I looked at him in surprise. “I don’t have all the time in the world,” I said. “I have a life to get back to. We need to find out what happened here, Costas. That’s why we came. Why I came.”
“Yes,” he said, dreamily, watching me, and it occurred to me then that he planned to stay in Rain Village, that he would never return to his wife and son.
“This isn’t home,” I said, carefully. Lollie’s words echoed in me: Don’t mistake her past for your own future.
He nodded but didn’t seem to be listening. His eyes bored into me, made me feel strange and exposed. “Just give me a few minutes to get ready.”
I went to wait for him in the lobby. I was so anxious to get started I could barely stand still, and kept shifting from one foot to the other, clenching my fists and teeth. The wall was covered in old photographs. I walked up, studying them, all the sepia-toned faces staring back at me.

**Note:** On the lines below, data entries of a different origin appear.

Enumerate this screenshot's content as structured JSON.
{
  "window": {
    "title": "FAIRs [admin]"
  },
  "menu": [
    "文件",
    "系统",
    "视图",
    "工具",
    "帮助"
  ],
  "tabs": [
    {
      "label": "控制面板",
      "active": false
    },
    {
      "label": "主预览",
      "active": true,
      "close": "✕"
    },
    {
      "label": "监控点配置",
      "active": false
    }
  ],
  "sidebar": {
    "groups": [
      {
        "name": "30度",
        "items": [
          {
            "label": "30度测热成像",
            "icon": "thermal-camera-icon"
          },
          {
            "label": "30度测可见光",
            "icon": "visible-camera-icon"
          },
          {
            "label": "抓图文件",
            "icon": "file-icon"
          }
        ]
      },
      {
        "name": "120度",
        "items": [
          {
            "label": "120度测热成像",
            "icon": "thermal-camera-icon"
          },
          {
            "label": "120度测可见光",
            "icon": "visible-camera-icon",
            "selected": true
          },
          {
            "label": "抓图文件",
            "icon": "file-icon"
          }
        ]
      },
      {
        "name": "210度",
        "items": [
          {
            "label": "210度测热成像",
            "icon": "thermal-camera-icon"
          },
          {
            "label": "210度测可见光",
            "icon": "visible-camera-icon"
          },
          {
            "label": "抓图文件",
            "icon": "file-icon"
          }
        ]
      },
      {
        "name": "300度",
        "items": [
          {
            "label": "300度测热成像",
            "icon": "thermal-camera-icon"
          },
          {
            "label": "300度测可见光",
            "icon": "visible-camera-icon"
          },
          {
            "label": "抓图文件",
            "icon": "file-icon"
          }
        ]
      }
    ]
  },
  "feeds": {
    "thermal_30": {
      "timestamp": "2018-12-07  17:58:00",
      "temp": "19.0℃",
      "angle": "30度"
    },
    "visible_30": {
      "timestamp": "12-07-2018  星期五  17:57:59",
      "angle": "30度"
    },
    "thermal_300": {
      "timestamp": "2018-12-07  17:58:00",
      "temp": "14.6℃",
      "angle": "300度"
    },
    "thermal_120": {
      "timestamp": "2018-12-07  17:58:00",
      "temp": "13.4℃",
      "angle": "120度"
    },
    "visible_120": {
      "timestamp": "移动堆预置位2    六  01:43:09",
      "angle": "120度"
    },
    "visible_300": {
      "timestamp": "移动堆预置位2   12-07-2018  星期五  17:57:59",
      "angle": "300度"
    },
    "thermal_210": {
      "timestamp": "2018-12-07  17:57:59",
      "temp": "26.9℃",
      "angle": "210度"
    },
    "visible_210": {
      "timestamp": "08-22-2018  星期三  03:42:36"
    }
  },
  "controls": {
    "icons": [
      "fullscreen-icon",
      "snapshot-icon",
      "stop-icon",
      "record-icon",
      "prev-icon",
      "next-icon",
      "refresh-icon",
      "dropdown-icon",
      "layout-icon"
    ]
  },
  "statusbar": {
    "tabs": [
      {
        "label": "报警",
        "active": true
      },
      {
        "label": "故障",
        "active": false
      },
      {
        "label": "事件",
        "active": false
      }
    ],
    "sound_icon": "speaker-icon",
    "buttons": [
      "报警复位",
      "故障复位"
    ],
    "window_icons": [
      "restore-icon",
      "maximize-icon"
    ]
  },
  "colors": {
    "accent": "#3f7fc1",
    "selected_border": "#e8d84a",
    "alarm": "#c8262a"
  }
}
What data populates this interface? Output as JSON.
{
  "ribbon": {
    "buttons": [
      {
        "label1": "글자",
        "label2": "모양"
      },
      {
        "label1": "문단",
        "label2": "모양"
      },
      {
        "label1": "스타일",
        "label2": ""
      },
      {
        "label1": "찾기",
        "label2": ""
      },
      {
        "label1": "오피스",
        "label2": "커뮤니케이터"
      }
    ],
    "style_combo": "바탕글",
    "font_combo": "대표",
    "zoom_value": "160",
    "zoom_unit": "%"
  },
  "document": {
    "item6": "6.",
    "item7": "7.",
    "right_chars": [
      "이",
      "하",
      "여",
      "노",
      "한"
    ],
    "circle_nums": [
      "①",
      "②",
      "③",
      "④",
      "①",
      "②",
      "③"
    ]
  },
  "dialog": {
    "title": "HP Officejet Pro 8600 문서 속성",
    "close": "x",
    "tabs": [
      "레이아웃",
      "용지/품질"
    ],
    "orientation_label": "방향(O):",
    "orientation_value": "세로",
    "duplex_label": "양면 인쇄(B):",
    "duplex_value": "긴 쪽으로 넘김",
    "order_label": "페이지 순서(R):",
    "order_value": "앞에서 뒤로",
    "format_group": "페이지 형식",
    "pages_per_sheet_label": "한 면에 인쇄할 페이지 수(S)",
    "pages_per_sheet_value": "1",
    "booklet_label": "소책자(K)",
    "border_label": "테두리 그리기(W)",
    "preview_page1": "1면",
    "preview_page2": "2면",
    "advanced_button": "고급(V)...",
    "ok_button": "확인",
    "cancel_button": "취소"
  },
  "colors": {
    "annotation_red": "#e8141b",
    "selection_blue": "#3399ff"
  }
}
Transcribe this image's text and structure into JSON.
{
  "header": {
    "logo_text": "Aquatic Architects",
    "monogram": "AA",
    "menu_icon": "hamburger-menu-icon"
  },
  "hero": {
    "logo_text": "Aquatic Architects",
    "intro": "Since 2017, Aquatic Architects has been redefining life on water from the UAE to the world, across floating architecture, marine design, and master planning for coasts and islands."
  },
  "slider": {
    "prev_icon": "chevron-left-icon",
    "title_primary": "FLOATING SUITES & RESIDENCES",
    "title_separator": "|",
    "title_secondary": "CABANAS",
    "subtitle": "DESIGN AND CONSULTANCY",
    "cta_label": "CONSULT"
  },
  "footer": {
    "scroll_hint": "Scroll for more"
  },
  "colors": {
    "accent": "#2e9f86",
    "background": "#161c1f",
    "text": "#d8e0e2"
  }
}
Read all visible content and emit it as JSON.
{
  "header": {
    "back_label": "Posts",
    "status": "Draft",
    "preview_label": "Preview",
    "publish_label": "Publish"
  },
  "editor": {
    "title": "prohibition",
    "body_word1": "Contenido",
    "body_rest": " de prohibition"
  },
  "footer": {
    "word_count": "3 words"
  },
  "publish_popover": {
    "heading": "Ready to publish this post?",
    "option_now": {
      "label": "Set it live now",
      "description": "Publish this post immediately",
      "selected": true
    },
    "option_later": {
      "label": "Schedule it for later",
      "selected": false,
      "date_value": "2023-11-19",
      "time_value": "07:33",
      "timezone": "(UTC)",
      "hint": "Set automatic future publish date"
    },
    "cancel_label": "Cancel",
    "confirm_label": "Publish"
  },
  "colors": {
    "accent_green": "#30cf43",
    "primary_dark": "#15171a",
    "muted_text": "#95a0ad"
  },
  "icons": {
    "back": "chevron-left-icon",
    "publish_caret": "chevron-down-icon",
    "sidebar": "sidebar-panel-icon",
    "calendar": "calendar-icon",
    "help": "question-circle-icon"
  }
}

One photo caught my eye: a young girl holding a dog, a black ribbon hanging down her hair, which was swept to the side. There was a haunting, lost quality to the image that was unsettling.
“Good morning,” I heard.
I turned to the man behind the desk. I hadn’t seen him when I’d walked in. I noticed a book lying on the desk beside him. Shakespeare. “Good morning,” I said.
“Light rain today,” he said, gesturing to the window. I looked out and was struck by the gentle sunlight, the rain like mist.
“It’s lovely,” I said, then pointed to the photo. “Who is this girl?”
“Her name was Lena.”
“Was?”
“She died a few years after that was taken. A fire. That must have been forty years ago.”
“How terrible.” I stared at the girl’s face, thought what an odd thing, to have been captured during this one moment in her life, sitting with a dog on her lap and a bow in her hair. I thought of Mary in the brochures, forever caught in that moment of flight. “Do you know of a girl named Isabel Finn, by chance? She had two sisters, Mary and Katerina.”
“Sure,” he said. “Isabel lives in a house in the woods. We don’t see her around much in town, but she’s out there.”
“Do you know how we can find her?”
He looked at me curiously. “Now, what could you two want with Isabel?”
“Oh,” I said. “My friend who came here with me. She’s his aunt. He’s come here to find her. And I knew her sister Mary, a long time ago.”
“You knew Mary?” he asked. I noticed then that his whole face shifted, grew light. “Mary Finn?”
“Yes,” I said. “She was the librarian in my town, when I was growing up. A little town in Kansas.”
“Kansas,” he repeated slowly. “Is that right?”
“You knew her?” I looked at him more carefully, realized he was probably her age. The age she’d be now.
“We lived not too far from the Finns when I was a boy,” he said. “I had the biggest crush on Mary for years and years.”
“You did?” I asked. I felt a strange uneasiness move through me, a sense of no longer knowing where I was. I tried to shake it off.
“Do you find that hard to believe?” he asked, laughing. “We all had crushes on her, but she only had eyes for William Jameson. We were all sorry when she disappeared.” He looked at me, studying me. “Most of us just thought she up and died after William did. You say you knew her?”